Sunday April 3, 2022
By Erin Hiatt
Despite New York’s reputation as a liberal stronghold, New York lawmakers have held fairly conservative views about marijuana legalization in any form – even though New Yorkers smoke more pot than any other city in the world. By a lot.
Marijuana Legalization in New York
Originally restricted to medical use as far back as 1914, marijuana was outlawed altogether in 1927, even before the Marihuana Tax Act of 1937 that taxed marijuana into de facto oblivion. It wasn’t until 2014 that New York lawmakers passed the Compassionate Care Act, which finally ushered medical marijuana into the Empire State — albeit one of the most restrictive medical marijuana programs in the country.
Fast forward to March 31, 2021, when Governor Andrew Cuomo signed the Marijuana Regulation and Taxation Act (MRTA) that legalized weed for all adults 21 and older, finally bringing New York’s marijuana laws into alignment with their pot loving citizenry.
Now that adult-use cannabis is legal in New York, how do New York’s medical dispensaries feel about New York’s new marijuana laws? Let’s dig in.
New York’s Medical Marijuana Licenses
Medical marijuana licenses were initially limited to five companies in a state of approximately twenty million people, and the program was regularly derided for its barriers and expense for doctors who wished to provide recommendations, patient difficulty in finding legitimate marijuana doctors, lack of access, and the high cost to both patients and dispensary operators.
One of those original license recipients is Etain Health, New York’s only female-led medical marijuana dispensary. In April 2021, Hillary Peckham, Chief Operating Officer of Etain, sat down with longtime Spectrum News NY1 reporter Cheryl Wills to share her thoughts about the passage of the Marijuana Regulation and Taxation Act with the potential impact on medical marijuana dispensaries.
Peckham expressed her unequivocal support for MRTA. For her, the law is a “necessary and excellent initiative” because the law is focused on equity provisions (50% of new licenses must be rewarded to women, people with disabilities, legacy growers, and entrepreneurs from communities disproportionately impacted by the War on Drugs) that go beyond the rewarding of licenses, and into access to capital for new cannabis business owners with low and no interest loans, and ongoing support once a license has been given.
However, Peckham’s concern is focused on increasing medical marijuana access to patients. “I would like to see expedited regulations for the medical marijuana program moving forward,” Peckham told Wills. “We’ve been waiting on the MRTA. A lot of patients that qualify [for medical conditions] don’t in New York. We’ve been waiting and patients have been waiting on increased access.”
Changes to New York’s Medical Marijuana Laws
Judging by some recent moves by the Office of Cannabis Management (OCM) and the Cannabis Control Board (CCB), Peckham’s wish has come true. Even without an adult-use legal market in place, the MRTA has already increased access for medical marijuana patients.

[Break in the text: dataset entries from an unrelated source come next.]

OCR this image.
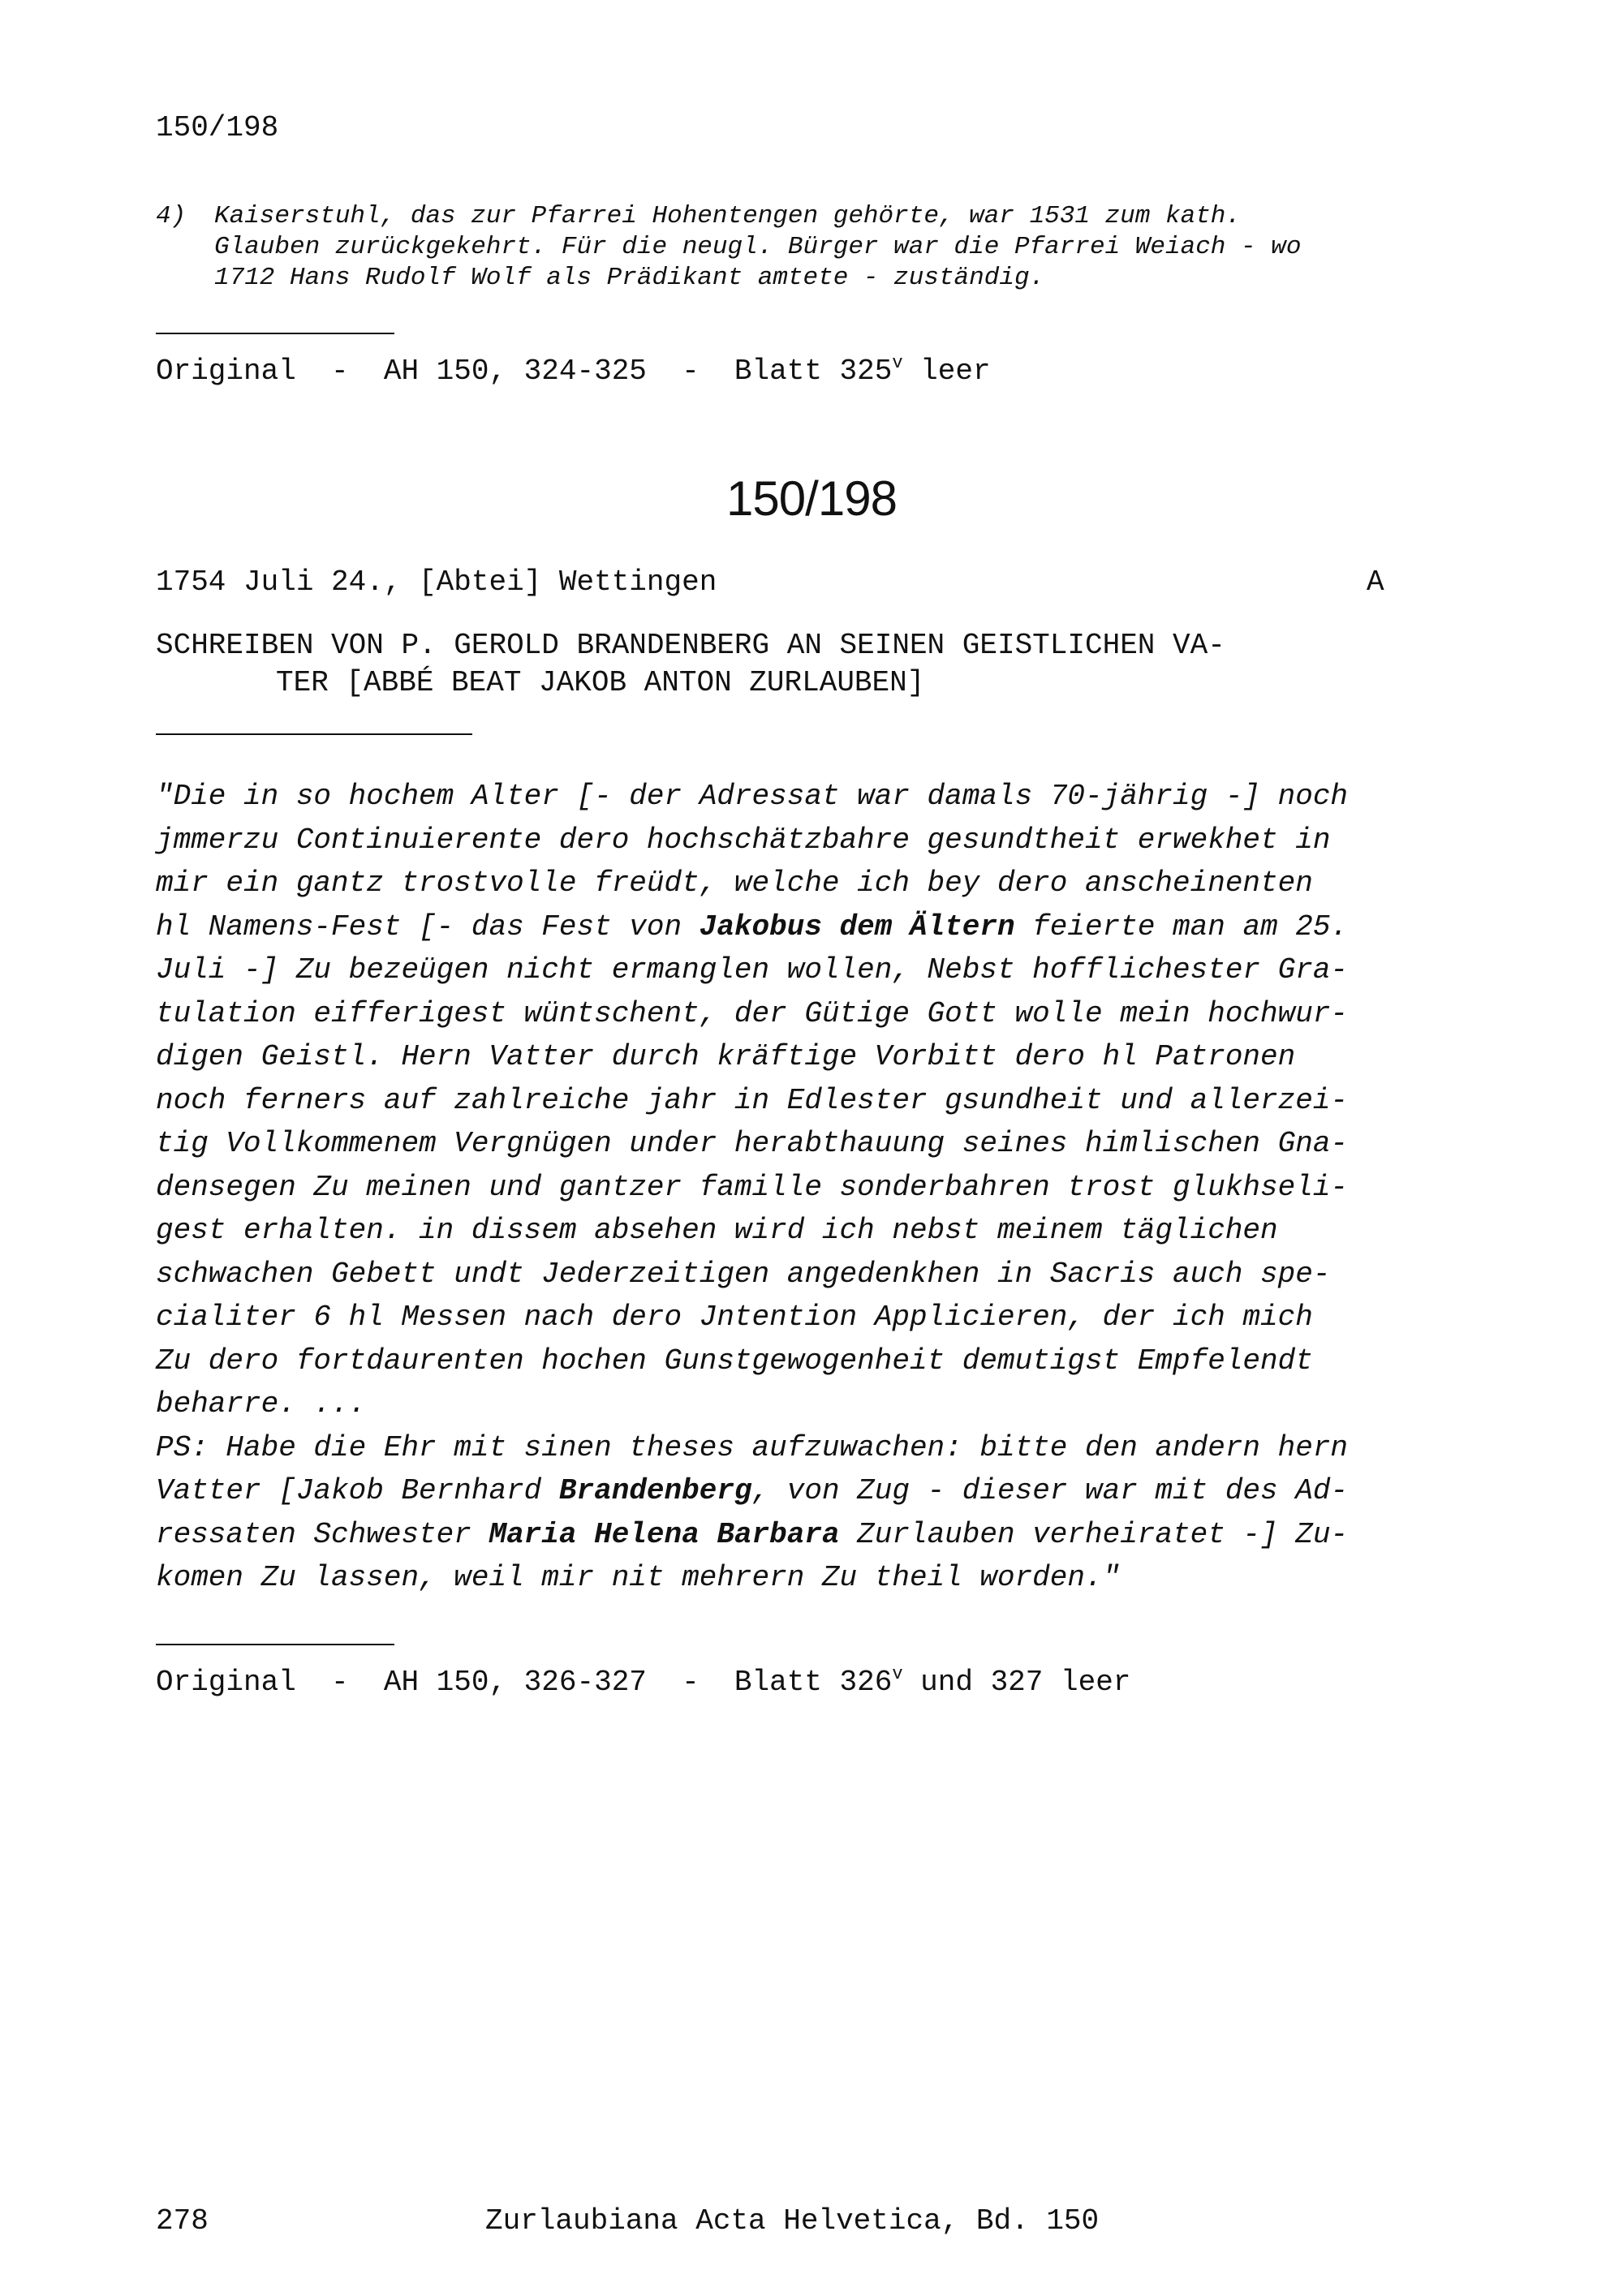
150/198
4) Kaiserstuhl, das zur Pfarrei Hohentengen gehörte, war 1531 zum kath.
Glauben zurückgekehrt. Für die neugl. Bürger war die Pfarrei Weiach - wo
1712 Hans Rudolf Wolf als Prädikant amtete - zuständig.
Original  -  AH 150, 324-325  -  Blatt 325$^v$ leer
150/198
1754 Juli 24., [Abtei] Wettingen	A
SCHREIBEN VON P. GEROLD BRANDENBERG AN SEINEN GEISTLICHEN VA-
TER [ABBÉ BEAT JAKOB ANTON ZURLAUBEN]
"Die in so hochem Alter [- der Adressat war damals 70-jährig -] noch
jmmerzu Continuierente dero hochschätzbahre gesundtheit erwekhet in
mir ein gantz trostvolle freüdt, welche ich bey dero anscheinenten
hl Namens-Fest [- das Fest von Jakobus dem Ältern feierte man am 25.
Juli -] Zu bezeügen nicht ermanglen wollen, Nebst hofflichester Gra-
tulation eifferigest wüntschent, der Gütige Gott wolle mein hochwur-
digen Geistl. Hern Vatter durch kräftige Vorbitt dero hl Patronen
noch ferners auf zahlreiche jahr in Edlester gsundheit und allerzei-
tig Vollkommenem Vergnügen under herabthauung seines himlischen Gna-
densegen Zu meinen und gantzer famille sonderbahren trost glukhseli-
gest erhalten. in dissem absehen wird ich nebst meinem täglichen
schwachen Gebett undt Jederzeitigen angedenkhen in Sacris auch spe-
cialiter 6 hl Messen nach dero Jntention Applicieren, der ich mich
Zu dero fortdaurenten hochen Gunstgewogenheit demutigst Empfelendt
beharre. ...
PS: Habe die Ehr mit sinen theses aufzuwachen: bitte den andern hern
Vatter [Jakob Bernhard Brandenberg, von Zug - dieser war mit des Ad-
ressaten Schwester Maria Helena Barbara Zurlauben verheiratet -] Zu-
komen Zu lassen, weil mir nit mehrern Zu theil worden."
Original  -  AH 150, 326-327  -  Blatt 326$^v$ und 327 leer
278	Zurlaubiana Acta Helvetica, Bd. 150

A recent flurry of changes to New York’s medical marijuana market include:
- Allowing whole flower and the smoking of cannabis
- Increased supply from 30 to 60 days
- Medical practitioners can now certify patients for any condition that they believe medical marijuana may benefit
- Increasing allowed caregivers to store and administer medical marijuana from two to five
- Patients will no longer pay state fees
- Medical marijuana registered organizations may open up to four additional dispensaries
- Increasing the kinds of registered practitioners in New York who can provide medical marijuana recommendations
The biggest change for New York’s medical marijuana dispensary owners is yet to come. Perhaps most importantly for Etain and others, tucked into the Marijuana Regulation and Taxation Act is a provision that gives current medical marijuana dispensaries a place in a new adult-use marketplace.
“With adult-use cannabis, we’ll have access to all of the adult population in New York that wants to purchase cannabis,” Peckham said. “We’ll have to scale our business to meet that [demand] and get ready to sell to a bigger market.”
New York’s adult-use market is currently nebulous and unformed. As of this writing, the Office of Cannabis Management and Cannabis Control Board are in the public education phase. Beyond that lies opening the license application period, a public comment period, the rewarding of licenses, and so much more.
But companies like Etain, who have been working with state and local lawmakers on cannabis since 2015, seem well-positioned to succeed in the upcoming adult-use market.
Do you live in New York? Are you excited about the Marijuana Regulation and Taxation Act to make changes in the state’s marijuana market?